Krew jest przypieczętowaniem. Nie oznacza to, że każdy prorok musi być zabity. Ale to wybór Bożej drogi. Syn Boży przyszedł na świat i został zabity. Przelano Jego Krew. Do ostatniej kropli. Przyszedł, aby ogłaszać królestwo Boże, aby objawić Miłosierne Oblicze Ojca. Za taką właśnie cenę! Wysoką cenę!
Klucze otwierają
Obyśmy nie byli podobni do uczonych w Prawie, którzy wzięli klucze poznania; sami nie weszli, a przeszkodzili tym, którzy wejść chcieli. Chrześcijanie wiedzą za jaką cenę zostali nabyci. Wierzący ma klucze poznania. Szczególnie widać to w relacji rodziców do dzieci, kiedy ci pierwsi przynoszą pociechy do kościoła, aby prosić o łaskę chrztu świętego. Powtarzają, że są świadomi tych kluczy i że będą starali się robić wszystko, aby otwierać drzwi do nieba dla siebie i swoich dzieci. To samo dotyczy kapłanów przyjmujących święcenia kapłańskie.
Ciąży na nas wielka odpowiedzialność, ale nie jest to ciężar kamienia młyńskiego zawieszonego u szyi. To słodkie brzemię. To ciężar lekki. Byle tylko przylgnąć do Pana Boga i Nim się sycić. To stąd płynie odwaga i pokora proroka. To tu bije źródło słów Jana Chrzciciela: potrzeba, aby On wzrastał, a ja się umniejszał. Wypełniają się słowa Boża, że kto przyjmuje ucznia Pana ten przyjmuje Chrystusa samego, a kto odrzuca ucznia ten odrzuca Jezusa Chrystusa.

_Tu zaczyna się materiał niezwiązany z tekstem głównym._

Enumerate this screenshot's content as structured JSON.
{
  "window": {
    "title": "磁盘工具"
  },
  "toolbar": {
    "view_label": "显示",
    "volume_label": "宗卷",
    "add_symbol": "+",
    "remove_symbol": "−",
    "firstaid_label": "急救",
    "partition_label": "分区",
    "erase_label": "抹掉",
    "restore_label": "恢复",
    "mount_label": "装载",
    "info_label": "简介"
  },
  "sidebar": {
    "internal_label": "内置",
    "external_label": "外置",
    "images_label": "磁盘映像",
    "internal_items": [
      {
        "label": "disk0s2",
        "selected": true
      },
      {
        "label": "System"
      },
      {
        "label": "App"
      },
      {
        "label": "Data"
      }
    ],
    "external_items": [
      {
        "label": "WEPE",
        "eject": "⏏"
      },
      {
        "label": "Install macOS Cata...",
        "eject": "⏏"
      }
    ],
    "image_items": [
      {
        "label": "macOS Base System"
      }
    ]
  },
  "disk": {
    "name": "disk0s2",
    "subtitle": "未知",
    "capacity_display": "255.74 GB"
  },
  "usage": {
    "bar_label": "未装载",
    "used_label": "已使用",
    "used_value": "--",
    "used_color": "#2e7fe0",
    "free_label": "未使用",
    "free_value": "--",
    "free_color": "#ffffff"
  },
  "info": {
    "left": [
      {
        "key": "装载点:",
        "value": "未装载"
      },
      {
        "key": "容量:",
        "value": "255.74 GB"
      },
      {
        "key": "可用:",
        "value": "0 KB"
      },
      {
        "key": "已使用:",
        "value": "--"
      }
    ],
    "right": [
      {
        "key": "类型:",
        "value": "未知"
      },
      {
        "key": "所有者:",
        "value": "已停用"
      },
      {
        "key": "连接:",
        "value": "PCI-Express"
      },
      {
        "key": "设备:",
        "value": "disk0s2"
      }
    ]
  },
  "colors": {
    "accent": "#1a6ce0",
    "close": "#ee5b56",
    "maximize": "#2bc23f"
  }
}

Nie ma co się denerwować gdy przychodzi chwila gwałtownego nastawania na tych, co żyją Jezusem. Natarczywe i agresywne pytania w rzeczywistości odsłaniają słabość, której możemy zaradzić poprzez modlitwę. Oczywiście to dla atakujących okazja do czyhania na pomyłkę, na błąd, aby podchwycić głoszącego na jakimś słowie. Nie martwmy się. Duch Święty podpowie nam co trzeba powiedzieć. Bądźmy prorokami dla tego świata, prorokami ogłaszającymi szansę dla każdego.